The conflict has also left people with deep physical psychological wounds, which they try to numb with narcotics.
A two-year pilot study by the INL on drug addiction and household toxicity in Afghanistan found that babies as young as nine months were testing positive for narcotics, says Thom Browne, deputy director of the INL’s anticrime programs. It also found that in many cases, the level of toxicity in young children was several times higher than that in adult heroin users. The study, which looked at 30 households in three provinces, will be expanded to cover 2,000 households in 22 provinces next year.
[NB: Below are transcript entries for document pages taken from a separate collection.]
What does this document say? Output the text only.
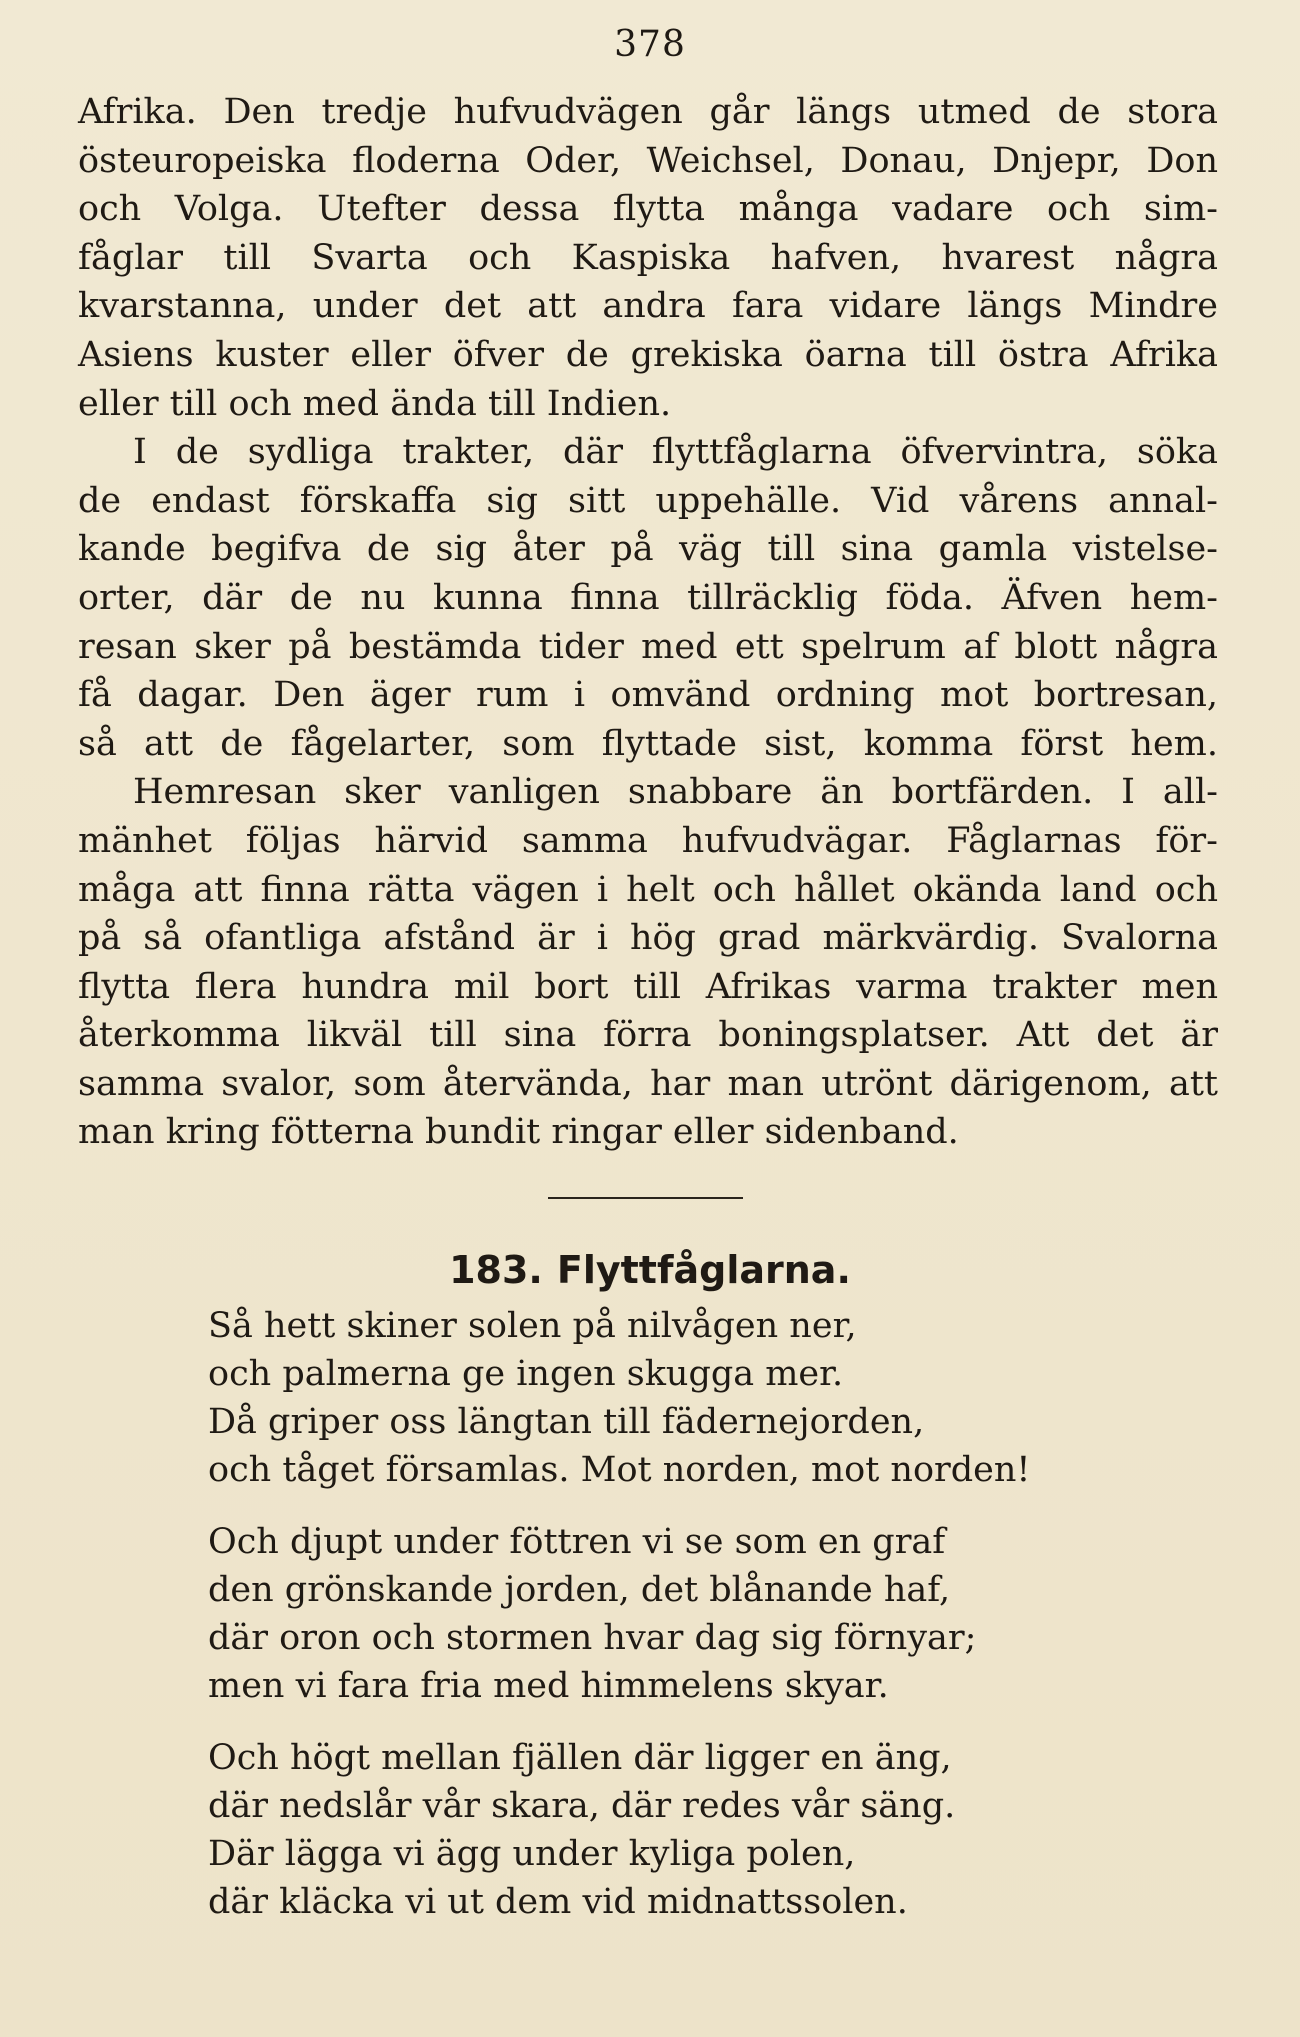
378
Afrika. Den tredje hufvudvägen går längs utmed de stora
östeuropeiska floderna Oder, Weichsel, Donau, Dnjepr, Don
och Volga. Utefter dessa flytta många vadare och sim-
fåglar till Svarta och Kaspiska hafven, hvarest några
kvarstanna, under det att andra fara vidare längs Mindre
Asiens kuster eller öfver de grekiska öarna till östra Afrika
eller till och med ända till Indien.
I de sydliga trakter, där flyttfåglarna öfvervintra, söka
de endast förskaffa sig sitt uppehälle. Vid vårens annal-
kande begifva de sig åter på väg till sina gamla vistelse-
orter, där de nu kunna finna tillräcklig föda. Äfven hem-
resan sker på bestämda tider med ett spelrum af blott några
få dagar. Den äger rum i omvänd ordning mot bortresan,
så att de fågelarter, som flyttade sist, komma först hem.
Hemresan sker vanligen snabbare än bortfärden. I all-
mänhet följas härvid samma hufvudvägar. Fåglarnas för-
måga att finna rätta vägen i helt och hållet okända land och
på så ofantliga afstånd är i hög grad märkvärdig. Svalorna
flytta flera hundra mil bort till Afrikas varma trakter men
återkomma likväl till sina förra boningsplatser. Att det är
samma svalor, som återvända, har man utrönt därigenom, att
man kring fötterna bundit ringar eller sidenband.
183. Flyttfåglarna.
Så hett skiner solen på nilvågen ner,
och palmerna ge ingen skugga mer.
Då griper oss längtan till fädernejorden,
och tåget församlas. Mot norden, mot norden!
Och djupt under föttren vi se som en graf
den grönskande jorden, det blånande haf,
där oron och stormen hvar dag sig förnyar;
men vi fara fria med himmelens skyar.
Och högt mellan fjällen där ligger en äng,
där nedslår vår skara, där redes vår säng.
Där lägga vi ägg under kyliga polen,
där kläcka vi ut dem vid midnattssolen.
While other countries also face cases of babies born with addiction, in Afghanistan the problem deepens as parents continue to administer drugs to their children. According to a recent report by the United Nations Office on Drugs and Crime (UNODC), up to half of drug users surveyed gave their children opium. The INL found in their study of Afghan drug users’ homes significant samples of opium in the air, bedding, eating utensils, toys, and other items that children come into contact with.
Treatment as taboo
Treating drug addiction is not easy anywhere, but is especially difficult in Afghanistan because of social and cultural stigmas against females going outside the home. Many families are reluctant to let women come and stay at Sanga Amaj for the 45-day treatment period, let alone the preferred 90-day period, says Latifa Hamidi, the doctor who oversees the clinic. Even surveying women proved near impossible – they constituted only 3 percent of the UNODC’s sample size.
Even more helpful would be treat the entire family, says Gilberto Gerra, the UNODC’s chief of drug prevention. Otherwise, “if a woman goes back to a home where her husband is using drugs, the risk of relapse is very high.”
Although cultural taboos prohibit men and women being treated together, the INL hopes to build treatment centers for men and women near one another, to allow family members to visit one another. Sanga Amaj, which opened in 2007, represents a step in that direction, by treating women and their children together.
The clinic’s 33 patients include 15 children, the youngest of whom is 3 years old. Zainab and Najiba have been here for two weeks. In addition to attending group therapy sessions and receiving medical treatment, during they day they exercise, sit in religion classes, and learn skills like sewing and embroidery. At the end of their time, they will go home to Zainab’s husband, who has already undergone treatment. If Zainab and Najiba stay clean, they will be entitled to free medicine from the clinic.
Facilities like Sanga Amaj are few. Kabul only has four, which can handle about 100 patients. Of Afghanistan’s 1 million drug users, at least 90 percent have no access to treatment, according to the UNODC.
Expanding treatment facilities would require considerable foreign aid and expertise, but does not rank high on donors’ list of priorities. These include instead ending the poppy farming and drug trade that make Afghanistan the supplier of 90 percent of the world’s opium.
“Afghanistan is known for being a supply country,” says Ms. Shah. “It is time to recognize it is a demand country as well.”